“Things may come to those who wait, but only the things left by those who hustle.” Abraham Lincoln”*

Tired of procrastinating? We have good news. Scientists have found that pre-crastination, or the desire to get difficult tasks done first, is also a very common human attribute.

This emerged after research was conducted on a population group notorious for their mastery of procrastination – students. The students were asked to carry buckets different distances. They could choose which of the bucket carrying tasks they would like to undertake first.

Contrary to expectations, the researchers led by psychological scientist David Rosenbaum from Pennsylvania State University, found that almost all the students showed an “overwhelming tendency” to undertake the most difficult bucket carrying task first, according to the study’s report.
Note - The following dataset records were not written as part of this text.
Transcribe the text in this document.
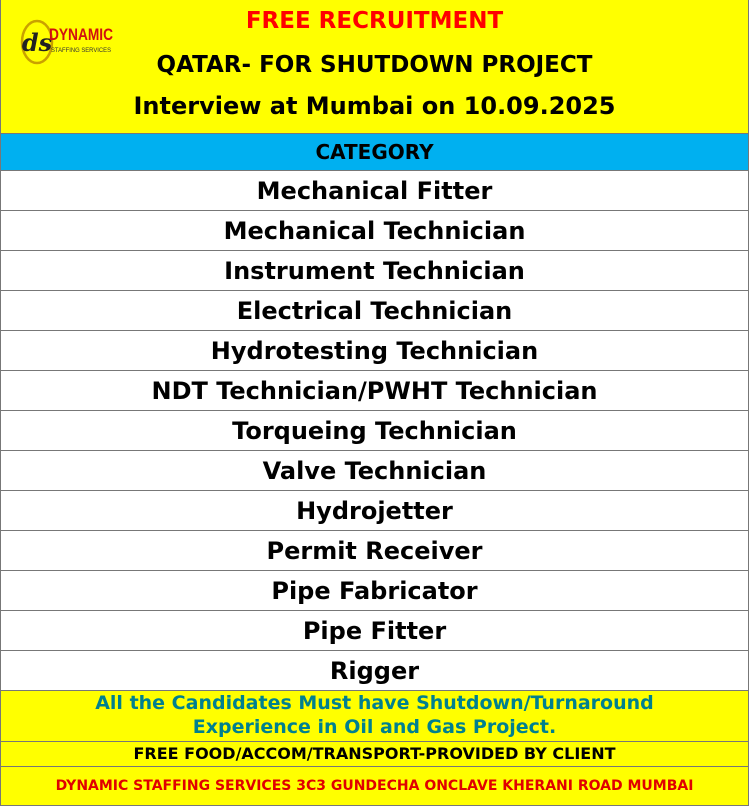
ds
DYNAMIC
STAFFING SERVICES
FREE RECRUITMENT
QATAR- FOR SHUTDOWN PROJECT
Interview at Mumbai on 10.09.2025
CATEGORY
Mechanical Fitter
Mechanical Technician
Instrument Technician
Electrical Technician
Hydrotesting Technician
NDT Technician/PWHT Technician
Torqueing Technician
Valve Technician
Hydrojetter
Permit Receiver
Pipe Fabricator
Pipe Fitter
Rigger
All the Candidates Must have Shutdown/Turnaround
Experience in Oil and Gas Project.
FREE FOOD/ACCOM/TRANSPORT-PROVIDED BY CLIENT
DYNAMIC STAFFING SERVICES 3C3 GUNDECHA ONCLAVE KHERANI ROAD MUMBAI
When asked why they undertook the most difficult task first, the students replied that they “wanted to get the task done as soon as they could.”

Rosenbaum and his team speculate that participants wanted to get rid of the mental stress of the looming larger task. “Our findings indicate that while our participants did care about physical effort, they also cared a lot about mental effort,” says Rosenbaum.

“Their desire to lighten their mental load was so strong that they were willing to expend quite a bit of extra physical effort to do so.”

In the words of a psychologist Tim Pychylin in another Men’s Health story: Problems You Can Fix Right Now, “Once I have success with one goal, it increases my happiness, wellbeing, satisfaction and self-confidence. And that motivates me”

The scientists, whose work is published in the journal Psychological Science, say that further research is needed into how pre-crastination and procrastination interact. But they seem confident that pre-crasination is not an abnormality. “Almost all the people we tested pre-crastinated.”

*Jury is out on whether Abe Lincon used the word ‘hustle’, but we’re not gonna let that stop us from using a cool quote to make a point.